— Девять! — сказал голос. — Восемь! Семь!..
Это выдуманный рассказ. А вот вам история из жизни.
Когда я был ребенком, среди знакомых моих родителей была одна девушка, восхищавшая окружающих своей живостью, хорошим вкусом и безупречными манерами. Потом она вышла замуж за немецкого бизнесмена и уехала в Германию.
После Второй мировой войны она приехала в Индианаполис, как прежде привлекательная. Она мило щебетала о том, что Гитлер был во многом прав и что Германия заслуживает уважения за то, что боролась с таким количеством врагов одновременно.
— Мы ведь почти победили, — напомнила она нам.
Я сам только что вернулся из Германии. Из плена.
Я отвел отца в сторону и сказал ему:
— Отец, твоя старая знакомая вызывает у меня довольно смешанные чувства.
Он ответил, что не нужно обращать внимание на ее слова, что она не разбирается в политике — глупая, наивная девчонка.
Отец был прав. Она была не в состоянии последовательно рассуждать о жопах, Освенциме или других вещах, способных смутить маленькую девочку.
Вот что значит класс.
Моя первая жена и обе дочери стали христианами-евангелистами — практикуют белую магию ритуалов и молитв. Это нормально. Глупо было бы с моей стороны утверждать, что идеи атеистов, вроде вольнодумца Клеменса Воннегута, на сегодняшний день так же привлекательны и интересны, как и прежде. Это просто невозможно — после смертельно опасного загрязнения планеты, после двух мировых войн, перед лицом неопределенного будущего.
Могу ли я сегодня с чистым сердцем повторить слова, которые он писал в 1900 году: «Мы верим в добродетель, в достижимость идеалов, в прогресс, в постоянство законов природы, в необходимость улучшения социальных условий и отношений, которые должны находиться в гармонии с доброй волей — непременным условием человеческого сосуществования»?
Нет.
«Истина должна быть признана высшей необходимостью человеческого общества», — пишет он. Мое же отношение к истине несколько пошатнулось после того, как ее сбросили на Хиросиму.
Клеменс Воннегут писал о могущественных и богатых семейных кланах, основанных преступниками. Он презирал их. Он построил свою династию тяжелым трудом, руководствуясь скромностью и честной торговлей. В конце своей жизни, за восемь лет до Первой мировой, его потомки, в том числе мои дед и отец, казались, наверное, простодушными, счастливыми матросами на борту флотилии новеньких маленьких яхт, бегущих под ветром по безопасной гавани, не уходя далеко от берега.
Этой гаванью был Индианаполис. Яхтами — рабочие места и акции компании «Скобяные товары Воннегута».
Семьдесят четыре года спустя компании «Скобяные товары Воннегута» уже не существует. Район «Квадратной мили» в самом сердце Индианаполиса, где стоял ее главный магазин с многочисленной обслугой, превратился в пустыню автомобильных парковок. Ночами «Квадратная миля» так же пугающе пустынна, как Восточный Берлин. Розничные магазины компании «Скобяные товары Воннегута» были разорены честной конкуренцией с дешевыми универмагами.

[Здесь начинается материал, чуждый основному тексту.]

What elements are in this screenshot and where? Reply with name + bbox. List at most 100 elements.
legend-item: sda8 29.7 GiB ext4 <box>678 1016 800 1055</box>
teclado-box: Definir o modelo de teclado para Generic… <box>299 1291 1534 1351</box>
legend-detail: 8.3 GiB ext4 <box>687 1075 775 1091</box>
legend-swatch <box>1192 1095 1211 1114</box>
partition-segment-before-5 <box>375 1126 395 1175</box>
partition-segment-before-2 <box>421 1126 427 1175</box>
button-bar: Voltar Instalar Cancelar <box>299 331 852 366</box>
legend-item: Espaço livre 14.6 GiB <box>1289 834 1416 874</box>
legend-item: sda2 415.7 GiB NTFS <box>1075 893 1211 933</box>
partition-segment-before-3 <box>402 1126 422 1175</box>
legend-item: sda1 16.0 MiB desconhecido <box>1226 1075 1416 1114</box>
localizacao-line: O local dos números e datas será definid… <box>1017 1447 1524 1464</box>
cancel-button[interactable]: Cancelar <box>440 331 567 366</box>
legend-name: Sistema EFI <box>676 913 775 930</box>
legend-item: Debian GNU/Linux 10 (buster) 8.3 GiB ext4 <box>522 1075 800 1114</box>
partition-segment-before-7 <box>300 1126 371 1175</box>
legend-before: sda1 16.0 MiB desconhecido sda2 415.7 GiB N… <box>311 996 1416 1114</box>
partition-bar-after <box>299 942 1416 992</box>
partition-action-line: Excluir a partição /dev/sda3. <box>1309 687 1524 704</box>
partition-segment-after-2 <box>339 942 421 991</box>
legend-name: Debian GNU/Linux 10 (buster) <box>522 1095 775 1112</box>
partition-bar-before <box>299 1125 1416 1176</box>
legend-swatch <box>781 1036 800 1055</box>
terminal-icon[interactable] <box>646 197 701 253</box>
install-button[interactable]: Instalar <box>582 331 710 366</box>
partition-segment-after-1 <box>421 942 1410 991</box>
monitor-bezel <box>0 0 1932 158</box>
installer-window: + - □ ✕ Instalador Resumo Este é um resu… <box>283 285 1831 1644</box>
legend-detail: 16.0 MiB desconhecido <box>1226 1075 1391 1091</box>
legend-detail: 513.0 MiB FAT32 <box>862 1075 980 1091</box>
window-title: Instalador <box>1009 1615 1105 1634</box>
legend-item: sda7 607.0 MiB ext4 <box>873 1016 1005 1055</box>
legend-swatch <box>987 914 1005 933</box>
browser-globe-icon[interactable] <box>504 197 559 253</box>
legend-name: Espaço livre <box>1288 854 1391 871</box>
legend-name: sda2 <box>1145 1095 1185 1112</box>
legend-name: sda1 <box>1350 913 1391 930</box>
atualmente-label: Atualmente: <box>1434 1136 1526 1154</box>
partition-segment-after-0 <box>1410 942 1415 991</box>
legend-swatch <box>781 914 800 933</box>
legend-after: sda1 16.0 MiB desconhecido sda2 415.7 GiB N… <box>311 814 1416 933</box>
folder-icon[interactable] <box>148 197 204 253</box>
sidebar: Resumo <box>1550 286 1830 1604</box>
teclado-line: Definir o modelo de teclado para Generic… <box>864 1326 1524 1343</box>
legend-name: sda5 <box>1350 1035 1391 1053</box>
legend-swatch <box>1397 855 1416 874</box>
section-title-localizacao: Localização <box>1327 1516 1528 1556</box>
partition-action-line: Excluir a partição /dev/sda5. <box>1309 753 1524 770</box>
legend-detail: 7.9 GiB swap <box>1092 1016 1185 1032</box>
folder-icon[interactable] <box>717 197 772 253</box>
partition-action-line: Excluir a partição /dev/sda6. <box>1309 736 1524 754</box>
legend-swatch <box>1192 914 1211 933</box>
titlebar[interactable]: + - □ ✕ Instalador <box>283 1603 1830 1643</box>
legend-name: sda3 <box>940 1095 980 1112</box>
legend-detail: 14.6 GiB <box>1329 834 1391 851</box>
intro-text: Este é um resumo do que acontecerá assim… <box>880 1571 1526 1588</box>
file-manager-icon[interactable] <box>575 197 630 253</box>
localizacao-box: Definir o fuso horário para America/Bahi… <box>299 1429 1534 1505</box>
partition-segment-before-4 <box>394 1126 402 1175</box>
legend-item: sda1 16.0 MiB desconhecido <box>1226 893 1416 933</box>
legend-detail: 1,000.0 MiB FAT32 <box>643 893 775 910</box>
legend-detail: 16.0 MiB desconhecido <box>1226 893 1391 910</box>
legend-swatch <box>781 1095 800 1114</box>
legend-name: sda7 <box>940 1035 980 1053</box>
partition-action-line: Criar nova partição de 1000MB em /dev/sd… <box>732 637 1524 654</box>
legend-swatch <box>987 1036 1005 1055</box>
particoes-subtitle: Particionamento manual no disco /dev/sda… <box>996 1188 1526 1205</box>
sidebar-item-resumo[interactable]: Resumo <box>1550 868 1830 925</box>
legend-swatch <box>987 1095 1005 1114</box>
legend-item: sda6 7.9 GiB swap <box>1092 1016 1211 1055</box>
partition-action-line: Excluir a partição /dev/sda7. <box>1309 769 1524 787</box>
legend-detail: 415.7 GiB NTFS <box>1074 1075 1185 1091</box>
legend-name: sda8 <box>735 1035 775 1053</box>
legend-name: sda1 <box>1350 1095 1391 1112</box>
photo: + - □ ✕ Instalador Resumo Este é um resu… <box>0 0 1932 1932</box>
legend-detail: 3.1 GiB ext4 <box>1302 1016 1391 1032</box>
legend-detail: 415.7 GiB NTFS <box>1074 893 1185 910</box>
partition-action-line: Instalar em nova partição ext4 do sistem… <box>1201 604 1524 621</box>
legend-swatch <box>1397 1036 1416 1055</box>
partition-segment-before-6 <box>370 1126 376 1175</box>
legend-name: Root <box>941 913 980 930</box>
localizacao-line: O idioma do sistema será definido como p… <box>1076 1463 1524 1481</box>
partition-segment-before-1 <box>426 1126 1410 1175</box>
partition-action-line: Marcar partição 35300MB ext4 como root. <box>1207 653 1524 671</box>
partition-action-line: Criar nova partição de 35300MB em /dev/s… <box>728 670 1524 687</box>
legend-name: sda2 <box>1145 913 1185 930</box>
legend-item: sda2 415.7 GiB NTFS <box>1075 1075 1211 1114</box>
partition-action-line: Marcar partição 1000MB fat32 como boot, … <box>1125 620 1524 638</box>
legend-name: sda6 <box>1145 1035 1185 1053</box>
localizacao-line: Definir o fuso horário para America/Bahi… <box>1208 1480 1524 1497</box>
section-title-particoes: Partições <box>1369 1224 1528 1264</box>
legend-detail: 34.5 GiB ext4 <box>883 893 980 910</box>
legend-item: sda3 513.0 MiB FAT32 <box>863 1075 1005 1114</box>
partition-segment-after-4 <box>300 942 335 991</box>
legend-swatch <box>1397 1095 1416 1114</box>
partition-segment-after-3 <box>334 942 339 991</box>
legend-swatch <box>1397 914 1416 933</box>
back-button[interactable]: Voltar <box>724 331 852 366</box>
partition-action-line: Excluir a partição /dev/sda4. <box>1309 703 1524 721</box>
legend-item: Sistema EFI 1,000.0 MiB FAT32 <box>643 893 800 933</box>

Посему я не могу завещать акции «Скобяных товаров Воннегута» моим потомкам, не могу взять их на работу в этой компании, если жизнь будет к ним слишком сурова. Я последний член дедовой ветви нашей семьи, который работал в ней и успел воспользоваться своей маленькой лодочкой.
Вместо акций я могу предложить своим потомкам историю из той легендарной эпохи, ныне скрывшейся в тумане времен, когда фамилия Воннегут была в Индианаполисе синонимом скобяных изделий. Если я не извлеку ее из своей памяти и не запишу, эта история будет потеряна навсегда.
В Индианаполисе жил японский ювелир, который, помимо прочего, делал вручную памятные классные кольца для выпускников Тюдор-Холла, маленькой элитной школы, где учились богатые девочки со всей Индианы. Мою сестру, несмотря на бедность семьи, отдали в эту школу. Моя первая жена, тоже не из богатых, училась в этой же школе.
Звали ювелира Ику Мацу Мото. У него было много секретов, возможно, потому, что покупатели его не особо расспрашивали. Оказалось, что когда-то он был цирковым силачом.
Так вот, пришел он как-то в главный магазин компании «Скобяные товары Воннегута» на Ист-Вашингтон-стрит, чтобы купить наковальню. Его мастерская была на Моньюмент-серкл, в трех кварталах от магазина. В Индианаполисе благодаря планировке Пьера Шарля Ланфана, того самого француза, что проектировал нашу столицу, Вашингтон, сторона каждого квартала равна ровно одной десятой мили.